The Big (Green) Apple
New York may become the first U.S. city to issue so-called “Green Bonds,” debt issued by governments that pay for environmentally sustainable measures. The bonds are tax exempt and typically target projects that meet certain criteria for environmental benefit and usually have additional transparency requirements that allow investors to track projects and expenditures. The federal government started a green bond program in 2004. Bonds have also been issued by several states (Massachusetts has had two high-demand sales each of the past two years) but not yet by any cities.
Among the first projects to win green bond financing were Atlantic Station in Atlanta, a site that was developed into a new city sector; Belmar in Lakewood, Colo.; the Georgetown Wire Mill redevelopment in Redding, Conn and Destiny USA, a megamall in Syracuse, NY. Combined, the developers reduced conventional power use by 150 megawatts and installed 900,000 square feet of solar panels and cut sulfur dioxide emissions by 10 tons per day.
In a press release issued Sept. 24, New York City’s comptroller, Scott Stringer, said he hoped NYC could develop a program that other cities would replicate. It’s not going to be simple. First, the Comptroller’s Office and the Office of Management and Budget would have to establish criteria, identify projects and create clear reporting and auditing standards to meet the needs of investors. Stringer issued a more detailed report on his proposed steps to implementing a green bond program this week.
A guessing game
This week’s Municipal Issuer Brief gave a breakdown of the U.S. Securities and Exchange Commission’s approach to its self-reporting initiative launched earlier this year. Aimed at governments and underwriters, the program, called Municipalities Continuing Disclosure Cooperation (MCDC), allows parties involved in a bond issue to review their financial disclosures related to that issue after the initial sale. If they find they’ve omitted anything relevant, they have the chance to report that to the SEC before the commission potentially nails them on it. The latest development in this program is that the SEC extended the deadline for governments to Dec. 1 while keeping the deadline for underwriters at Sept. 9. According to the brief issued by Municipal Market Advisors, the SEC’s keeping mum on who has filed a disclosure to-date and won’t be tipping off governments if their underwriters have filed an addendum to one of their bond issuances.

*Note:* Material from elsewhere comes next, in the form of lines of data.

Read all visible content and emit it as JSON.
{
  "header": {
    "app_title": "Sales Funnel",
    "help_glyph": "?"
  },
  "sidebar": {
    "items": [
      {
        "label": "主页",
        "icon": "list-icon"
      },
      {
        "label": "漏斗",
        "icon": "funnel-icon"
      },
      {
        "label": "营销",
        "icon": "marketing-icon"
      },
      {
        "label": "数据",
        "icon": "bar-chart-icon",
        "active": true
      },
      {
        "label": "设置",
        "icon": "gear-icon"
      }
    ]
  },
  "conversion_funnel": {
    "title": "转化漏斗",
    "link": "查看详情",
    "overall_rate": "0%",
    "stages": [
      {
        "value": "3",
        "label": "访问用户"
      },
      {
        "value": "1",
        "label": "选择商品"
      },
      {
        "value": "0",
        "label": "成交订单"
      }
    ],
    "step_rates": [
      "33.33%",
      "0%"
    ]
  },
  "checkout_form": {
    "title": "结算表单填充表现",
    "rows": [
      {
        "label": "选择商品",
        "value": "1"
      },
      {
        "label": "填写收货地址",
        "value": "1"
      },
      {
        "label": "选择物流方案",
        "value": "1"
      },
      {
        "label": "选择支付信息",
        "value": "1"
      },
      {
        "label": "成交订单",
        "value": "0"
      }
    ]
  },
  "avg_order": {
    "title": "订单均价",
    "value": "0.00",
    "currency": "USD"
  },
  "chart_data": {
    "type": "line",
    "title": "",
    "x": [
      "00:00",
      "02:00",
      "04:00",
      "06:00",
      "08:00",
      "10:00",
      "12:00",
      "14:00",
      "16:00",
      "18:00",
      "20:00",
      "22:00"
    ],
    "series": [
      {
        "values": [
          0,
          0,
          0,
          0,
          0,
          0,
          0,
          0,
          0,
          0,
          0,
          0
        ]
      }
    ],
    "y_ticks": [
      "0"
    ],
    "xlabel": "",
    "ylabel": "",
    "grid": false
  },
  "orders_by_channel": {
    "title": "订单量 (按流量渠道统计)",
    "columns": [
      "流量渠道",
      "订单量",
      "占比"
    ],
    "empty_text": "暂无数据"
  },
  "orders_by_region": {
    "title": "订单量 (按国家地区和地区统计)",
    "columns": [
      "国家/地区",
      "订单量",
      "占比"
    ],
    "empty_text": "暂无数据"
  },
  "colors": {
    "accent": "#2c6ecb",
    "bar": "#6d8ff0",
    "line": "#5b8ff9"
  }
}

The commission has said it will start processing dealer settlements before MCDC’s Dec. 1 government deadline and it’s also promised to give more details about those settlements. That should help governments better assess what the SEC’s definition is of what constitutes a securities law violation.
New voice for NAST
The National Association of State Treasurers (NAST) announced a new executive director this week: John Provenzano, who was formerly Delta Air Lines’ government relations director. NAST launched a nationwide search to find a new executive director this year after the previous director, Samuel Hope, retired at the end of last year after three decades with the association. Provenzano has more than 15 years of experience representing corporate and trade association interests and – quite importantly – is well versed in dealing with Congress and the administration. He officially begins his duties on Oct. 20.